ドキソルビシン不応性軟部肉腫に対する2次治療以降の治療としてランダム化比較試験によって有効性が検証された保険承認薬剤には,パゾパニブ,エリブリン,トラベクテジンがあるが,それぞれの主な臨床試験に乳腺悪性葉状腫瘍症例は含まれておらず注意が必要である.
パゾパニブは血管新生をターゲットとするマルチチロシンキナーゼ阻害薬でVEGFR, PDGFR, c-Kitなどを阻害する.第Ⅲ相試験(PALETTE試験)ではアンスラサイクリンやイホスファミド,ゲムシタビンを含む一次治療以降の軟部肉腫に対してパゾパニブを投与し,主要評価項目のPFSはパゾパニブ投与群で4.6カ月とプラセボ群の1.6カ月に対して有意な延長を認めた。OSに差はなかった(12.5 ヶ月 vs 10.7 ヶ月)。主な有害事象は倦怠感,高血圧,下痢,食思不振であった7)。

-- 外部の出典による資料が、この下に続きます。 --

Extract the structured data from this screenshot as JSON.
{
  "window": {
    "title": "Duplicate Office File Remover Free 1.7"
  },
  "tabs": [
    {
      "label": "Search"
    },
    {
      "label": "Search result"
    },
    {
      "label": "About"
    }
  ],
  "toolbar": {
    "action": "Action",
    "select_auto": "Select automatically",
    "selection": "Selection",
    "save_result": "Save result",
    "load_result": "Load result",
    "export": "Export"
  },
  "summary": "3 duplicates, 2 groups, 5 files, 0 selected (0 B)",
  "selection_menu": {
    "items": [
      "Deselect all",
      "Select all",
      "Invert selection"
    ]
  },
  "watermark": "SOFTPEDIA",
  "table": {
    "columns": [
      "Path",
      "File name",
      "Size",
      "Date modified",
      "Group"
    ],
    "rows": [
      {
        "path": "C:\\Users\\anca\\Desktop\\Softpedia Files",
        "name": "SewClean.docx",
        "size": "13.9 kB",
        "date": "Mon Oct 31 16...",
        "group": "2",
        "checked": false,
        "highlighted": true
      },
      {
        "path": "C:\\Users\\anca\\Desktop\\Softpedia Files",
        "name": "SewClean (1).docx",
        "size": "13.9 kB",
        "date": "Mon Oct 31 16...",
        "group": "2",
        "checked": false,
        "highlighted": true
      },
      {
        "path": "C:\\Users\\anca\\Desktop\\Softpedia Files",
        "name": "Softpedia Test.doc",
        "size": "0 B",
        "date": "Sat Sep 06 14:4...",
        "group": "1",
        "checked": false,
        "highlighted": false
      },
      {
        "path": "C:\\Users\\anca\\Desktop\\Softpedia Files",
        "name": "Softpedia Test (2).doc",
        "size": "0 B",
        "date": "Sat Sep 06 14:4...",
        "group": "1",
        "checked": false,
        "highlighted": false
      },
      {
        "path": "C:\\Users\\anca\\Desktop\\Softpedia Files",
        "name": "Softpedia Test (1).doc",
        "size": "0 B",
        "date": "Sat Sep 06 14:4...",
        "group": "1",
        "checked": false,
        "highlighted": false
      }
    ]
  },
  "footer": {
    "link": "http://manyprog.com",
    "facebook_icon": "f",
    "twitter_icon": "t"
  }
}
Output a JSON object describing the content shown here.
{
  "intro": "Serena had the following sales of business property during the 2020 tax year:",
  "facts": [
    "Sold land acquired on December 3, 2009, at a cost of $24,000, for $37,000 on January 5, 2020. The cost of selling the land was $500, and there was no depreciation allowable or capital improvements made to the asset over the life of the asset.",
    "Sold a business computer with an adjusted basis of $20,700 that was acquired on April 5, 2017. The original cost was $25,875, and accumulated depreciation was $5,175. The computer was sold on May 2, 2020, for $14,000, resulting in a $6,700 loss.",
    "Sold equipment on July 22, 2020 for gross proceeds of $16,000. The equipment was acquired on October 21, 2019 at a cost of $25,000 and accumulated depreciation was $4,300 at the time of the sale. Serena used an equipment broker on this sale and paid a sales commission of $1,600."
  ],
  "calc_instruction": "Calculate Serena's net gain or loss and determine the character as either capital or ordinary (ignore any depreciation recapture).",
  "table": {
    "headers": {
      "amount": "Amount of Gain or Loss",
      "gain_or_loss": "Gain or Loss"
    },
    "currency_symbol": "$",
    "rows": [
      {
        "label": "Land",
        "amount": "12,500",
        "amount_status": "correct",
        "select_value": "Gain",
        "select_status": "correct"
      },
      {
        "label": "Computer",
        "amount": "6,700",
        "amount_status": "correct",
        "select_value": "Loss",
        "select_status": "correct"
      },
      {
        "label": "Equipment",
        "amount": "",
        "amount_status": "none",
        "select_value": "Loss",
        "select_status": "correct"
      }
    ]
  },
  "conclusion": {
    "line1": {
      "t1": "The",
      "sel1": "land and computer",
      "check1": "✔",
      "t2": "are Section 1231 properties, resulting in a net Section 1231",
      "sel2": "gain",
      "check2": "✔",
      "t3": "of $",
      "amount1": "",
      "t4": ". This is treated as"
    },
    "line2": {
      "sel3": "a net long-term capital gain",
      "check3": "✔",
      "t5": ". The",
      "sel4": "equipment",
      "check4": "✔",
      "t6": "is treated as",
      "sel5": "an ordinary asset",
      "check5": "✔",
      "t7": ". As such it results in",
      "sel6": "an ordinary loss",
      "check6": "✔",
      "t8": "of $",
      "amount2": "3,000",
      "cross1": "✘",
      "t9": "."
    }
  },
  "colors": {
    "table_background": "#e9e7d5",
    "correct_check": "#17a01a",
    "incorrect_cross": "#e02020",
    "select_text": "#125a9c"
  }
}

エリブリンはアンスラサイクリン系抗がん剤治療を含む少なくとも2レジメンの前治療後に増悪した進行再発悪性軟部腫瘍(脂肪肉腫または平滑筋肉腫)対して、ダカルバジンを対照とした第Ⅲ相試験(309試験)において、OSを有意に延長した(13.5 ヶ月 vs 11.5 ヶ月)。PFSは有意差がなく(両群とも 2.6 ヶ月)、また奏効率も差がなかった(4% vs 5%)。主な有害事象は好中球減少、疲労、脱毛、悪心、末梢神経障害であった8).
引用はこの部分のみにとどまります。